Jacqueline Coley for Rotten Tomatoes: How did you get involved with TCM? Tell us about the process.

Jacqueline Stewart: Sure. I mentioned this Kino box set. Two summers ago, I think the summer of 2017, I was invited to present some of the films from the Pioneers of African-American Cinema Kino Box set on TCM. When I arrived, I learned that I would be talking about the film with Ben Mankiewicz, and they were devoting two Sunday nights to show a range of these films that were made for African-American audiences during the first half of the 20th century. It was really thrilling that TCM was going to be showing this work that most of his audiences would not have been familiar with, and yet this is a really rich and robust film production, film culture, that was coexisting with the classic films that TCM focuses on. These are the films that were showing in segregated black theaters.

I was really thrilled to find when I sat down with Ben that he was really interested to dig into these films and the cultural histories and the political histories that they represent. The conversation went really well on camera. Off-camera, we were talking exactly the same way, and we were just really getting into the different directors and stars. I think, on both sides, TCM and I were really happy with how that went, and we stayed in touch. They invited me to event films at their last couple of classic film festivals in Hollywood, and then the invitation to join the team as a host came from there.

You had your first Sunday night not that long ago. What was that moment like, watching yourself on screen?

I was really nervous. I think anybody would be nervous who hasn’t done that kind of TV work before. I think that I was even more nervous because I just feel a real sense of responsibility. This is an opportunity for me that is not just about expanding my own audience or the next phase of my own career, but it’s a really important moment to demonstrate that expertise about film exists in all of our communities. I know that there is an African American audience that is really rooting for me and want to see that I’m bringing the expertise and the unique perspective that I have to discuss the work that we’re presenting there. I feel a real privilege and an honor and a responsibility to be true to those values. So that also makes it feel like the stakes can be higher for some of us in some of these situations, you know?

When did you first fall in love with classic film, or film in general?

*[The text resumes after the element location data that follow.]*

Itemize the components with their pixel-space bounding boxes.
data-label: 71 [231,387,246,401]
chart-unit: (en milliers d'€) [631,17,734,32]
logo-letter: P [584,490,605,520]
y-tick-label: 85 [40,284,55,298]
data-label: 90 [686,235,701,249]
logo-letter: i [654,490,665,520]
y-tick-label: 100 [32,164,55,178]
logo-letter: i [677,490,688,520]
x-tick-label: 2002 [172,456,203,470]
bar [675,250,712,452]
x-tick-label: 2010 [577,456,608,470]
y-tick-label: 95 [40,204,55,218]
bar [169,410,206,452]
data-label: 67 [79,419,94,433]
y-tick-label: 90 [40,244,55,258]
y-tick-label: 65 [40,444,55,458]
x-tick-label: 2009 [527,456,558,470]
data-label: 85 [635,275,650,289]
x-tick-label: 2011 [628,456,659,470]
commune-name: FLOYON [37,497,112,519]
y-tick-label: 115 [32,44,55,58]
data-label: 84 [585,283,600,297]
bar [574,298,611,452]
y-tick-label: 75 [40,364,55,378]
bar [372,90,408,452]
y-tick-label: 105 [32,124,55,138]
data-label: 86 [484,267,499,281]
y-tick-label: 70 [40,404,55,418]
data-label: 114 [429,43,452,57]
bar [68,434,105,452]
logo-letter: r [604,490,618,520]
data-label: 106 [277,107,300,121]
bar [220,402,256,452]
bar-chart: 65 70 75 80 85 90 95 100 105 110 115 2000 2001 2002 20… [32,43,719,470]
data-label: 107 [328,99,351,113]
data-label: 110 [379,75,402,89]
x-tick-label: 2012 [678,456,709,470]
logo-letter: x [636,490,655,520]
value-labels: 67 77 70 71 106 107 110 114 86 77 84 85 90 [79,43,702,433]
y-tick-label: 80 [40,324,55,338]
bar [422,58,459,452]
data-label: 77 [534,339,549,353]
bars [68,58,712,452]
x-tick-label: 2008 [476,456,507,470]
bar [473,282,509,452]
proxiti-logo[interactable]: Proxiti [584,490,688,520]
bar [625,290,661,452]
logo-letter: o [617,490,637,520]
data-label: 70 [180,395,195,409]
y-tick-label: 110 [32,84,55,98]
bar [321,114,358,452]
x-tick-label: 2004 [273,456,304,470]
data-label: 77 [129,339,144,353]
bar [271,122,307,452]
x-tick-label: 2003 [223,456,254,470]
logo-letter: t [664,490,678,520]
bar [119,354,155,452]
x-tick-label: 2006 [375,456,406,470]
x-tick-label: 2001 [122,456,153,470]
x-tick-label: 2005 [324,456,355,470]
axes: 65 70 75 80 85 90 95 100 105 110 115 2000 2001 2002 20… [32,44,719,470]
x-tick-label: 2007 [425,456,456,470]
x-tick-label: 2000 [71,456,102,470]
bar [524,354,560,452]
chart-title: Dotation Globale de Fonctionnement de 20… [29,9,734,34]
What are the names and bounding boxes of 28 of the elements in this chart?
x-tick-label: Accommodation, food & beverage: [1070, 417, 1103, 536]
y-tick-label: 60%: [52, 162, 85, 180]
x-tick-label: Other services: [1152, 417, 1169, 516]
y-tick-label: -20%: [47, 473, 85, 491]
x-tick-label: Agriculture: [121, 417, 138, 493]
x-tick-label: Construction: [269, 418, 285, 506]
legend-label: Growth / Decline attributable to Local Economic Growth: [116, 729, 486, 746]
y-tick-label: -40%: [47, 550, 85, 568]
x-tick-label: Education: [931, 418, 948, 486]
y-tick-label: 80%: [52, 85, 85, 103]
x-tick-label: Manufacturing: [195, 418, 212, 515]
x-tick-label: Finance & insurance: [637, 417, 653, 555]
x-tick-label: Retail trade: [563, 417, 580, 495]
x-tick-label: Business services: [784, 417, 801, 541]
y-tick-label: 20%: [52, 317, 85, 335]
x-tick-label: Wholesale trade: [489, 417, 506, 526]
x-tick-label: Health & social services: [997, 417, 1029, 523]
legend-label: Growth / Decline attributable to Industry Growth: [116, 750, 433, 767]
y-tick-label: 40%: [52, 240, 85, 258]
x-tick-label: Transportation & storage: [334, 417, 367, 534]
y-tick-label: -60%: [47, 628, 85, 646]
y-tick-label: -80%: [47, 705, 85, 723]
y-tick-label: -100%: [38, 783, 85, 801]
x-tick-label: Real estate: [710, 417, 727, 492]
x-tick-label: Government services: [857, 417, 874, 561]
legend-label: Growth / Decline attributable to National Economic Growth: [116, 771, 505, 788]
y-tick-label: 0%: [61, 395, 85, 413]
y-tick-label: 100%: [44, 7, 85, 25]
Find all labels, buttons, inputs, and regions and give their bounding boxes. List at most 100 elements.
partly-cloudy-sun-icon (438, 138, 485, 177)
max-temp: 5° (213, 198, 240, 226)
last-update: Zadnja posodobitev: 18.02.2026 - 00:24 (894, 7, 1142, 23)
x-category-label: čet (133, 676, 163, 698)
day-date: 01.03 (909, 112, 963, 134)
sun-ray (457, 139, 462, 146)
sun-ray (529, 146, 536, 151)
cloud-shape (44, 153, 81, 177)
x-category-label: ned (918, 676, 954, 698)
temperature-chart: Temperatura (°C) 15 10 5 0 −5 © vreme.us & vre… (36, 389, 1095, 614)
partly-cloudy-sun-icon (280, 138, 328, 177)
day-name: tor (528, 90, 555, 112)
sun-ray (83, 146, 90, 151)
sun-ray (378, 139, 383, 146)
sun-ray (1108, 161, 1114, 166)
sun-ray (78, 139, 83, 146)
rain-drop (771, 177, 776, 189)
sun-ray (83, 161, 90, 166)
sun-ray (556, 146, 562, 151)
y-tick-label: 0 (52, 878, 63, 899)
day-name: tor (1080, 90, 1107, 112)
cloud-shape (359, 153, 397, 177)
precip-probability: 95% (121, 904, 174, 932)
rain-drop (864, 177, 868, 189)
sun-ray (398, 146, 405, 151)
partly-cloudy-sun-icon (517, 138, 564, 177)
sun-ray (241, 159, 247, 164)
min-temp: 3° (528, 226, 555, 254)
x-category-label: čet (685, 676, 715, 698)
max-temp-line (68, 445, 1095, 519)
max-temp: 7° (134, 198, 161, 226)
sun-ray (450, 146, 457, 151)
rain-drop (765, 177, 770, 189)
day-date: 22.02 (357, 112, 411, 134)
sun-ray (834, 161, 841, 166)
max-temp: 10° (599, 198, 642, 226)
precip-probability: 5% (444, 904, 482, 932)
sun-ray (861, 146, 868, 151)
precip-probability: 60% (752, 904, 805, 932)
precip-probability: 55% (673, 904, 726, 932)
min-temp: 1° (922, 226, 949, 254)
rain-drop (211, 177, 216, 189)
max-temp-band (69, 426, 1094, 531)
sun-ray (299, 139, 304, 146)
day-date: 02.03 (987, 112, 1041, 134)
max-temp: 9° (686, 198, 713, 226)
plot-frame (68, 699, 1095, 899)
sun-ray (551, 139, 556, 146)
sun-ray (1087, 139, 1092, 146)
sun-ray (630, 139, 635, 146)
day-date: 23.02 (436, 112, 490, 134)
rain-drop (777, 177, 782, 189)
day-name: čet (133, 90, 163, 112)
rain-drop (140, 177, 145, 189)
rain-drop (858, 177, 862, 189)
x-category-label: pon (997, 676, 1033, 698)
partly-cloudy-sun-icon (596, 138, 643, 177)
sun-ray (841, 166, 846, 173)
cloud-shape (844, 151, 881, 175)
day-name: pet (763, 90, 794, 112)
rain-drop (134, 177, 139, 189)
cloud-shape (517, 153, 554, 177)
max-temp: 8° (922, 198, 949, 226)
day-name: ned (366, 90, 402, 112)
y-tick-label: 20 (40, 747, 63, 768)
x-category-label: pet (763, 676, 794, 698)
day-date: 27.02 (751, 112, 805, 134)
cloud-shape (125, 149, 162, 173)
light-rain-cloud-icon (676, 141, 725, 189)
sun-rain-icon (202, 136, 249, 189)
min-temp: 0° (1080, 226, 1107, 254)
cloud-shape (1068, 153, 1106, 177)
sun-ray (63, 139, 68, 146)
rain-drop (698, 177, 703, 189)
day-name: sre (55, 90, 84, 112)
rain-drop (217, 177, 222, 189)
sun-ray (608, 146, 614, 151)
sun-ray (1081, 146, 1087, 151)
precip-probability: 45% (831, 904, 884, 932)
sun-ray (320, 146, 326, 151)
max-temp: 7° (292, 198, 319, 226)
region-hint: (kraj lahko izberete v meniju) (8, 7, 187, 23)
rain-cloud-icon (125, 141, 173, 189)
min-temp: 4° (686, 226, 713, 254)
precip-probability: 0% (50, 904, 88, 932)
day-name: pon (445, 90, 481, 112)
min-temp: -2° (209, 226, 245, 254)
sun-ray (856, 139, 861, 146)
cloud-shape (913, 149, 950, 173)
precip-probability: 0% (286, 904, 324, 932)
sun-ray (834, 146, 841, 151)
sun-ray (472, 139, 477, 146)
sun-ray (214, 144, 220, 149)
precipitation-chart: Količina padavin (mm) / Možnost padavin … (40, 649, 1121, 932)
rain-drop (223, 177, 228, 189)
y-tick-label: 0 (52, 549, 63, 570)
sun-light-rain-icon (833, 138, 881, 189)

Well, that’s really easy; [it was] when I was a kid. When I was a girl, I spent a lot of time with my auntie Connie, and she loved these classic Hollywood films, and every night we’d watch Johnny Carson. I’m dating myself. [laughs] Then we’d watch, like, The Tomorrow Show, and then there was always a movie that came on TV, and we would stay up well past midnight watching these old movies, and since this was not a TCM presentation of the films, there were commercial breaks. During the commercials is when she would really break these things down for me and talk about various actors and themes. Just her enthusiasm about all of that. I don’t know if watching them by myself if they would have been compelling to me, but it was something about the interest that she had in it and her desire to teach me something, not just looking at the films themselves, but how this film is connected to a whole bunch more. It was almost like when you are learning about the constellations of stars in the sky and somebody points out to you, “Oh, there’s the Big Dipper. There’s the Little Dipper.” She made it possible for me to see all these kinds of systems at play, and so when I had the opportunity to study film history as an undergrad at Stanford, and then I think about graduate school. I do think, like, on a lower frequency, even though film studies was not like a huge part of my undergraduate education — I was an English major — but I became really curious about film and thought, “Oh, maybe you can write about films and how they’re made, how they tell stories in much the same way that you would talk about novels.” That’s what I’ve continued to do over all these years.


Jacqueline Stewart is currently hosting Slient Sunday Nights every Sunday night on TCM.